Kunapipi XXVII:1

OYENIYI OKUNOYE
The Margins or the Metropole? The Location of Home in Odia Ofeimun’s London Letter And Other Poems

This essay locates London Letter and Other Poems, a work by the Nigerian poet, Odia Ofeimun, in the context of the growing tradition of postcolonial travel writing, underscoring its inevitable reconciliation of personal memory with colonial history. In arguing that the poet problematises the burden of self–definition, the paper suggests that Ofeimun’s elaborate exposition of his preference for the metropolitan identity that the urban space creates in his theoretical reflection is a metaphor for appropriating the hybrid constitution of postcolonial identity. Lagos and London, which function superficially in the work as opposing spatial designations of the homeland and the colonial mother country respectively, consequently emerge as collaborators in shaping a unique identity that the poet-persona, as a postcolonial writer, shares with others in the in-between space.

Odia Ofeimun is a prominent member of the generation of Nigerian poets that emerged in the seventies to challenge the tradition of ‘apolitical poetry’ associated with an earlier generation of poets, the leading members of which are Wole Soyinka, Christopher Okigbo and J.P. Clark-Bekederemo. A Political Science graduate of the University of Ibadan, Ofeimun, who was born in 1950 in Iruekpen Ekuma, in Midwestern Nigeria, must be credited with stirring the emergence of socially responsive poetry in the Nigerian context. He has, over the years, been an active member of the Association of Nigerian Authors, the umbrella union of Nigerian writers, having served at various times as its General Secretary and President. He was, in addition, a member of the editorial boards of such Nigerian newspapers and news magazines as The Guardian and The Tempo for more than a decade.

Ofeimun’s reputation as a poet on the Nigerian literary scene for long rested on the success of his first collection of poems, The Poet Lied. The strong statement that the collection makes with regard to the primacy and urgency of the social responsibility of art inaugurated a generational shift in Nigerian poetry, making his work the signature tune for the kind of poetry that was to dominate the Nigerian literary scene from the 1980s to the late 1990s. While the committed art that The Poet Lied promotes was instantly recognised as his major contribution to the making of the Nigerian tradition of poetry and all assessments of his work acknowledged same, it has also turned out to be a major weakness of his poetry. As with all literary works with a clearly defined historical and political focus, the possibilities of reading the work were limited.

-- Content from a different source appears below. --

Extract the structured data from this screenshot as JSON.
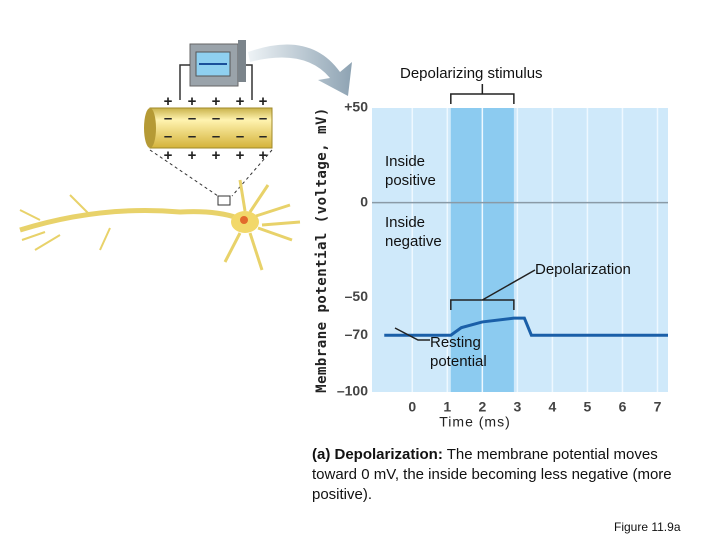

This is evident in the appraisals of Harry Garuba (1988) and Funsho Aiyejina (1986). An aspect of his work that has not been adequately assessed is craftsmanship. It is in this sense that Olu Obafemi’s ‘Odia, the Critical and Political Craftsman’ (2002) is a necessary, wide-ranging consideration of Ofeimun’s achievement, balancing the exploration of the ‘what’ with the ‘how’ of his poetry.